PP43B-2263
Incorporating feedback uncertainties in a model-based assessment of equilibrium climate sensitivity using Last Glacial Maximum temperature reconstructions

Thursday, 17 December 2015
Poster Hall (Moscone South)
David J Ullman1, Andreas Schmittner1 and Nathan M Urban2, (1)Oregon State University, College of Earth, Ocean, and Atmospheric Sciences, Corvallis, OR, United States, (2)Los Alamos National Laboratory, Los Alamos, NM, United States
Abstract:
As the most recent period of large climate change, the Last Glacial Maximum (LGM) has been a useful target for analysis by model-data comparison. In addition, significant changes in greenhouse gas forcing across the last deglaciation and the relative wealth of LGM temperature reconstructions by proxy data provide a potentially useful opportunity to quantify equilibrium climate sensitivity (ECS), the change in global mean surface air temperature due to a doubling of atmospheric CO2. Past model-data comparisons have attempted to estimate ECS using the LGM climate in two ways: (1) scaling of proxy data with results from general circulation model intercomparisons, and (2) comparing data with results from an ensemble of ECS-tuned simulations using a single intermediate complexity model. While the first approach includes the complexity of climate feedbacks, the sample size of the ECS-space may be insufficiently large to assess climate sensitivity. However, the second approach may be model dependent by not adequately incorporating uncertainty in climate feedbacks.

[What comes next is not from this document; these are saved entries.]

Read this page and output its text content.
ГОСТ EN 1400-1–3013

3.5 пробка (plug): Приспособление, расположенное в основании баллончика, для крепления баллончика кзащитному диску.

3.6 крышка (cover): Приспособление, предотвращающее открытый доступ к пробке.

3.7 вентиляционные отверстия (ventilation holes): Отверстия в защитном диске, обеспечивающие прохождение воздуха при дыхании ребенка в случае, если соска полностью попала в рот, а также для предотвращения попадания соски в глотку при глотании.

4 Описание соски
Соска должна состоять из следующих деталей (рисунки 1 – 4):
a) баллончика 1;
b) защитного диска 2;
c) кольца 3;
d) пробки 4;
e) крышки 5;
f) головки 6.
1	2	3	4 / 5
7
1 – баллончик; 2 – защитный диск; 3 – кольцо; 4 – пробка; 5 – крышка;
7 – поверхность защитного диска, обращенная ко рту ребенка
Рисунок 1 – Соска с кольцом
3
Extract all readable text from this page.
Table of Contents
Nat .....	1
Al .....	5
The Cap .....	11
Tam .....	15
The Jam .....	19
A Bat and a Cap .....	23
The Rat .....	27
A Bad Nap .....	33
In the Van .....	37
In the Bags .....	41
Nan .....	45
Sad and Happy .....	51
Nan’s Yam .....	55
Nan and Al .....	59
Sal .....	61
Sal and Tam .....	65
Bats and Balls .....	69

Here, we present a new LGM-based assessment of ECS using the latter approach along with a simple linear parameterization of the longwave and shortwave cloud feedbacks derived from the CMIP5/PMIP3 results applied to the University of Victoria Earth System intermediate complexity model (UVIC). Cloud feedbacks are found to be the largest source of variability among the CMIP5/PMIP3 simulations, and our parameterization emulates these feedbacks in the UVIC model. In using this parameterization, we present a new ensemble of UVIC simulations to estimate ECS based on a Bayesian comparison with LGM temperature reconstructions that determines a probability distribution of optimal overlap between data and model results.